The Nintendo e-Reader was a gadget created for the Game Boy Advance, first launched in Japan in December 2001 and then in the U.S. in September 2002. This nifty device could read and store full games or add-ons for existing Game Boy Advance titles using scanable cards, thanks to its 8MB of onboard memory. Back in the day, some games, especially those ported from the NES, required up to 10 cards. Thankfully, the e-Reader was equipped to handle as many as 12. There were even Super Mario Advance 4 levels that only needed a single card.
The blog post attached to the Solitaire e-Reader project dives deep into the development process of this unique version of Solitaire, crafted under some of the tightest technical limitations possible for Game Boy Advance games. Homebrew Game Boy Advance titles are already quite rare, but creating one for a single e-Reader card takes things to a whole new level of peculiarity.
In his post, Greer explains that the e-Reader can load NES games, raw binaries, and also Zilog Z80 binaries. Z80 assembly, with its efficient footprint, was crucial for this project. Moreover, applications designed for the e-Reader benefit from the e-Reader API (ERAPI), which simplifies many common tasks without requiring repetitive code in the dotstrips, thereby conserving space.

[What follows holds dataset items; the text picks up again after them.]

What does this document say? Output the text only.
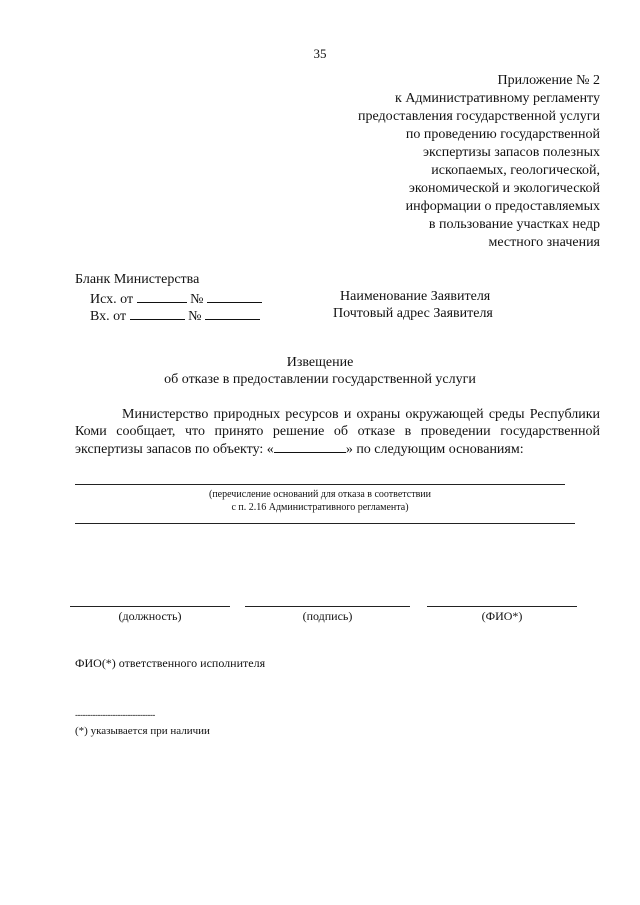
35
Приложение № 2
к Административному регламенту
предоставления государственной услуги
по проведению государственной
экспертизы запасов полезных
ископаемых, геологической,
экономической и экологической
информации о предоставляемых
в пользование участках недр
местного значения
Бланк Министерства
Исх. от	№
Вх. от	№
Наименование Заявителя
Почтовый адрес Заявителя
Извещение
об отказе в предоставлении государственной услуги
Министерство природных ресурсов и охраны окружающей среды Республики Коми сообщает, что принято решение об отказе в проведении государственной экспертизы запасов по объекту: «	» по следующим основаниям:
(перечисление оснований для отказа в соответствии
с п. 2.16 Административного регламента)
(должность)	(подпись)	(ФИО*)
ФИО(*) ответственного исполнителя
--------------------------------
(*) указывается при наличии
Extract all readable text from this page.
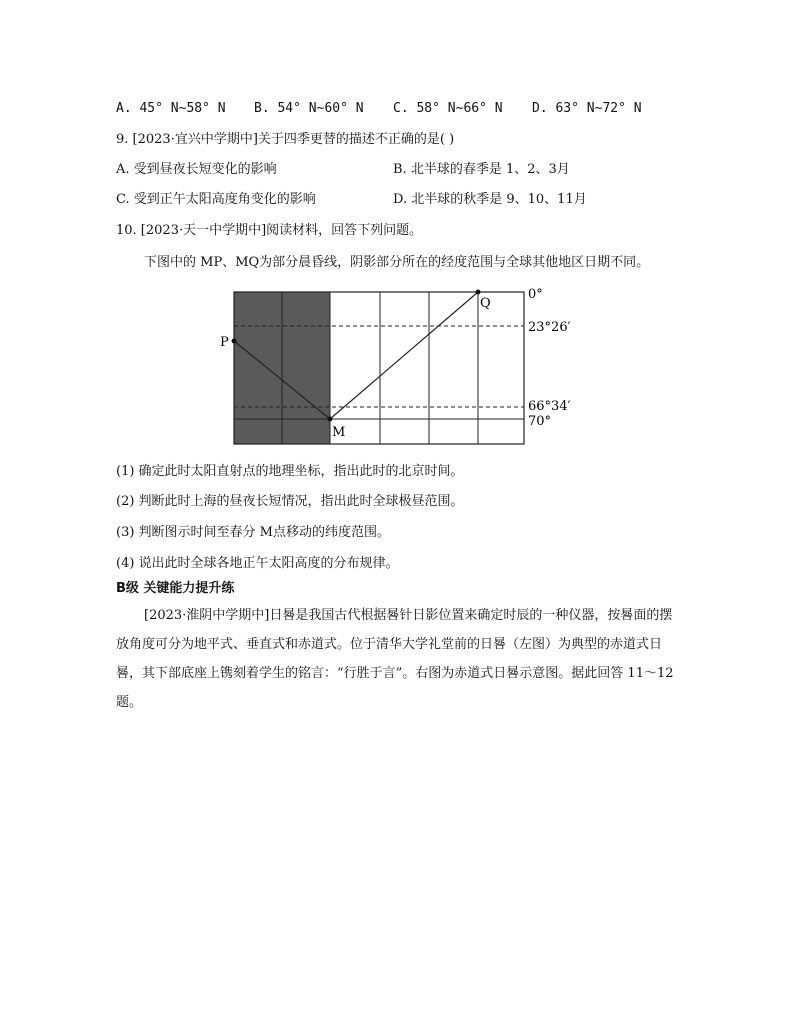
A. 45° N~58° N B. 54° N~60° N C. 58° N~66° N D. 63° N~72° N
9. [2023·宜兴中学期中]关于四季更替的描述不正确的是( )
A. 受到昼夜长短变化的影响	B. 北半球的春季是 1、2、3月
C. 受到正午太阳高度角变化的影响	D. 北半球的秋季是 9、10、11月
10. [2023·天一中学期中]阅读材料，回答下列问题。
下图中的 MP、MQ为部分晨昏线，阴影部分所在的经度范围与全球其他地区日期不同。
P
Q
M
0°
23°26′
66°34′
70°
(1) 确定此时太阳直射点的地理坐标，指出此时的北京时间。
(2) 判断此时上海的昼夜长短情况，指出此时全球极昼范围。
(3) 判断图示时间至春分 M点移动的纬度范围。
(4) 说出此时全球各地正午太阳高度的分布规律。
B级 关键能力提升练
[2023·淮阴中学期中]日晷是我国古代根据晷针日影位置来确定时辰的一种仪器，按晷面的摆放角度可分为地平式、垂直式和赤道式。位于清华大学礼堂前的日晷（左图）为典型的赤道式日晷，其下部底座上镌刻着学生的铭言：“行胜于言”。右图为赤道式日晷示意图。据此回答 11～12题。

Greer also mentions that the Z80 emulator in the Nintendo e-Reader isn’t entirely accurate; it has a limited set of opcodes and registers, which restricts some of the usual capabilities of a Z80. Despite these hurdles, he managed to create a fully functional Solitaire game, complete with changeable music, all within the tight 4,384-byte limit. Squeezing all that onto two dot strips on a single custom e-Reader card was no small feat. It’s a pity these cards were only produced for a short time, and the e-Reader now remains largely forgotten.